Varsavia ha deciso ieri di dimezzare la presenza del corpo diplomatico russo presente sul proprio territorio. Tutto nasce da una lista di 45 sospetti inoltrata dall’Agenzia di sicurezza interna (Abw), uno dei corpi dell’intelligence in Polonia, al ministero degli affari esteri che non ha esitato ad annunciare l’espulsione degli agenti di Mosca che opererebbero sotto copertura diplomatica.

L’elenco include non soltanto i nomi di alcuni funzionari dei servizi segreti russi ma anche di «individui che con essi collaborano», ha dichiarato Stanisław Zaryn, portavoce delle agenzie di intelligence polacche. «La causa di tale decisione è da ricondurre allo svolgimento di attività illegali da parte del personale russo in Polonia, contrarie alla legge nazionale e alla Convenzione di Vienna, ossìa di attività violanti lo status di agente diplomatico», ha spiegato Żaryn.

La decisione di rimandare a casa 45 cittadini russi è stata poi ufficializzata con la convocazione dell’ambasciatore della Federazione Russa in Polonia Siergiej Andriejew. «Non ho ricevuto alcun chiarimento in merito alle attività intraprese da diplomatici russi che violerebbero la Convenzione di Vienna», ha commentato Andriejew uscendo dalla sede ministeriale. Il piano sembra essere quello di un ridimensionamento della presenza diplomatica russa in Polonia e non di una mera sostituzione di quei nomi non graditi alla parte polacca.

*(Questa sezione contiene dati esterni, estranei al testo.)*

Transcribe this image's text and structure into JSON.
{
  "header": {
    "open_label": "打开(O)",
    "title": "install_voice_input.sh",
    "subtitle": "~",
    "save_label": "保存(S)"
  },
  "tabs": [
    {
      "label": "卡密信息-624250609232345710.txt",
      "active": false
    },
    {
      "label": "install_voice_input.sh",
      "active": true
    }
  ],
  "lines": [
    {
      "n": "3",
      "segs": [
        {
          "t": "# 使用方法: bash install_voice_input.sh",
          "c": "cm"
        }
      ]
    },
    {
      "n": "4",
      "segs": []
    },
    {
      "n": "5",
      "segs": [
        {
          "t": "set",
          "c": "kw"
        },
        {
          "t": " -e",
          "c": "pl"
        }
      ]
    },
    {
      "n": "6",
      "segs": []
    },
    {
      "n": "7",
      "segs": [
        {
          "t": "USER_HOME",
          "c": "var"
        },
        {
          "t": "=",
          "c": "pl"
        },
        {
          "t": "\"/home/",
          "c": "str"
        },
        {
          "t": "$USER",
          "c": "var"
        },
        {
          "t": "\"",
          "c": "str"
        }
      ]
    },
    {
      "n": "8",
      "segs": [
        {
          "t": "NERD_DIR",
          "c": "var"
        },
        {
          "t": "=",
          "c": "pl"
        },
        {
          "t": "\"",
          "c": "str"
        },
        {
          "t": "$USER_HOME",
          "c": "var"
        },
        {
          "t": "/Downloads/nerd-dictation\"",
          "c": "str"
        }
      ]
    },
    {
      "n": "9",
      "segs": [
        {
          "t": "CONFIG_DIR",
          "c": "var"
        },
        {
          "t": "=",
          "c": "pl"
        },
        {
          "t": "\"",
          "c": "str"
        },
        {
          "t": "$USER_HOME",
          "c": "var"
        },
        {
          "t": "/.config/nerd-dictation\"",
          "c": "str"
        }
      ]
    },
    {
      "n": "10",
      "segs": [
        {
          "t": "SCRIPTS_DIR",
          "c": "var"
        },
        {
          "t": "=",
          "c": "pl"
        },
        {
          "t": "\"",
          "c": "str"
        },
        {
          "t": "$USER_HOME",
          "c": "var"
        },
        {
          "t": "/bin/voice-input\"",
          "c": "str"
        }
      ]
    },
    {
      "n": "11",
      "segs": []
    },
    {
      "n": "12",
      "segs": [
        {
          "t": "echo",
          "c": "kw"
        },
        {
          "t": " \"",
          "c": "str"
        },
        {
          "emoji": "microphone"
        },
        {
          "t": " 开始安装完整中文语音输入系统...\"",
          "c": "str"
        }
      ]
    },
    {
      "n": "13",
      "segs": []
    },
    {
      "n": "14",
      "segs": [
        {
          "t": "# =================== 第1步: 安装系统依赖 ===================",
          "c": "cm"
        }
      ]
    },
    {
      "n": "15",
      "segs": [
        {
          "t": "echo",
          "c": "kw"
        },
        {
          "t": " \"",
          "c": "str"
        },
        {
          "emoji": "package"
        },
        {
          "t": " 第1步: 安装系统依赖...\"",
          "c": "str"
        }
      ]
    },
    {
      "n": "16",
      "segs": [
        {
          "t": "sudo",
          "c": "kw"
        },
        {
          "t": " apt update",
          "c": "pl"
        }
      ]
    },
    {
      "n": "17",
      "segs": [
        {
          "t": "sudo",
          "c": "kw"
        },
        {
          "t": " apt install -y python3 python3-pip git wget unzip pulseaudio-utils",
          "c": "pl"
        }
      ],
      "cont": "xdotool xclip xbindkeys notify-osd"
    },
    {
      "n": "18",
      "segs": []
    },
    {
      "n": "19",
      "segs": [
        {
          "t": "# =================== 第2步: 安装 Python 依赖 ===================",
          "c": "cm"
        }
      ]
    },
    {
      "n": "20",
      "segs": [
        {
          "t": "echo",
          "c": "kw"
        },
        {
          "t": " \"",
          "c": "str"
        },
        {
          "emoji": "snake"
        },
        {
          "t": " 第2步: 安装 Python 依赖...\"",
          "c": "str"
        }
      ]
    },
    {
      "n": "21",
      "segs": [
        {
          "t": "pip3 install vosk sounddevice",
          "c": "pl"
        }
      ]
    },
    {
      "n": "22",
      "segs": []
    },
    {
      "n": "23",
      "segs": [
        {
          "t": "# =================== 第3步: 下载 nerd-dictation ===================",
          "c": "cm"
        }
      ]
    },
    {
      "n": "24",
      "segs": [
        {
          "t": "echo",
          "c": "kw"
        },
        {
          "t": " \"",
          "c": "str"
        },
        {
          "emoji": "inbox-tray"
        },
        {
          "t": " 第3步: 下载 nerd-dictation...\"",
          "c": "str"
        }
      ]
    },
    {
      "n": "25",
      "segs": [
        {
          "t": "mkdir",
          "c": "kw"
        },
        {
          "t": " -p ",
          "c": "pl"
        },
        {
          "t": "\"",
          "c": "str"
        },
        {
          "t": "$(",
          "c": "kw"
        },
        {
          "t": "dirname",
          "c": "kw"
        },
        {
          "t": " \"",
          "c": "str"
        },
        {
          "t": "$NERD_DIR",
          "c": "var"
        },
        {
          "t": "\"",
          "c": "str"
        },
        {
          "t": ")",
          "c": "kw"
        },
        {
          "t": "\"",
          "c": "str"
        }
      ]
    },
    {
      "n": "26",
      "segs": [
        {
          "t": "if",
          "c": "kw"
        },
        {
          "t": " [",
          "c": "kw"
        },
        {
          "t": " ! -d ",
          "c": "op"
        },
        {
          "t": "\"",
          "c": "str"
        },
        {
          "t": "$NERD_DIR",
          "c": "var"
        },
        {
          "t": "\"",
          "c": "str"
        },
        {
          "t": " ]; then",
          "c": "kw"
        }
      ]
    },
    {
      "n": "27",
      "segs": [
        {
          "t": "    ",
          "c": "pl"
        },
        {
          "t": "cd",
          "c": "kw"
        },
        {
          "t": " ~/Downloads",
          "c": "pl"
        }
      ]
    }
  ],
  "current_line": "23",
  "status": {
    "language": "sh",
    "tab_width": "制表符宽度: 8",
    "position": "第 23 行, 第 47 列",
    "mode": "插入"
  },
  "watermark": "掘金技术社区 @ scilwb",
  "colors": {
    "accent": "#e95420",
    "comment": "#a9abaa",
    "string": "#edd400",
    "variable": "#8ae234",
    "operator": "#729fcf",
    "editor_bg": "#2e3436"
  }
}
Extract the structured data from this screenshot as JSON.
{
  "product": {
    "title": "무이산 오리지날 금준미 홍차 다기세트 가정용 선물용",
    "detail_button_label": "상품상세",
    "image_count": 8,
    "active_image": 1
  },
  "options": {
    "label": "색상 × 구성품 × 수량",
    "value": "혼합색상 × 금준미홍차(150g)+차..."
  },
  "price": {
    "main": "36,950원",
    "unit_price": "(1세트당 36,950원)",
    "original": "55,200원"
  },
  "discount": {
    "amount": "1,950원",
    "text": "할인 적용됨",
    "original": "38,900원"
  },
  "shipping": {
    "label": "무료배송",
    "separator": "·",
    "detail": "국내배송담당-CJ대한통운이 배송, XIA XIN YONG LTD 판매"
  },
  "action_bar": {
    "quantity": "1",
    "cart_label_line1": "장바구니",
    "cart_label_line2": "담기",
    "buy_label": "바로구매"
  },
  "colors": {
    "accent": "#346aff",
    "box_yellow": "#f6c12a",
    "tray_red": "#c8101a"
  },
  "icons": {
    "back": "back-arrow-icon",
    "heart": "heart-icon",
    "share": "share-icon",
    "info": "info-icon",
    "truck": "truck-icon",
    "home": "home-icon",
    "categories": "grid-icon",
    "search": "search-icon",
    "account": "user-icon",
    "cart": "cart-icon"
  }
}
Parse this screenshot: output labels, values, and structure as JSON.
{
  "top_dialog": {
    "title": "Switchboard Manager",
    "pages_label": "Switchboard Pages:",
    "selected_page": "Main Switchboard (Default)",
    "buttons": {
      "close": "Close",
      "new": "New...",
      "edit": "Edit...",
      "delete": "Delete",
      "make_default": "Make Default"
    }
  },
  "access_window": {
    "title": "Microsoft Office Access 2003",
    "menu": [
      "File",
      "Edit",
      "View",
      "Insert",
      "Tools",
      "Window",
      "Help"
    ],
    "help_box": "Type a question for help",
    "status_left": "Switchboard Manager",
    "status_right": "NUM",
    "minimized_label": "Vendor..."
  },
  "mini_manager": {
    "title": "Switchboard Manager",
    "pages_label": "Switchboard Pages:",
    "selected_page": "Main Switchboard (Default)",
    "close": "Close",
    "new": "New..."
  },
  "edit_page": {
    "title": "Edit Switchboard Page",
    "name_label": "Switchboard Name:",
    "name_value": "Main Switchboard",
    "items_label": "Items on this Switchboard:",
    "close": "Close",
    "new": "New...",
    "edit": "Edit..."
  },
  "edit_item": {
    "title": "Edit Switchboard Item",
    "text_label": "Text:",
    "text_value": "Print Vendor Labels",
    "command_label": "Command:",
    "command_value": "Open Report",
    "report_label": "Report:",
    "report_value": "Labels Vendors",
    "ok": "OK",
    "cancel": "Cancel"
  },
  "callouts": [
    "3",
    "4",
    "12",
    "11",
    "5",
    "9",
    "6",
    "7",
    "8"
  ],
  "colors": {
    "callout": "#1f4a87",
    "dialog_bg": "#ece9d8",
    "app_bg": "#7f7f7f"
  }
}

A questo punto, difficile non immaginare una risposta simmetrica da parte del Cremlino. Il benservito nei confronti di un numero simile di diplomatici polacchi è dietro l’angolo. Eppure, nonostante le accuse di «russofobia» e «polonofobia» da una parte e dall’altra, difficilmente Varsavia e Mosca sembrano disposte a rinunciare ad una rappresentanza diretta nel paese vicino.

La Polonia si aggiunge così alla lista dei paesi Ue che hanno espulso dei diplomatici russi in seguito all’invasione dell’Ucraina. Allo stato attuale l’elenco comprende anche Repubblica Ceca, paesi baltici e Bulgaria.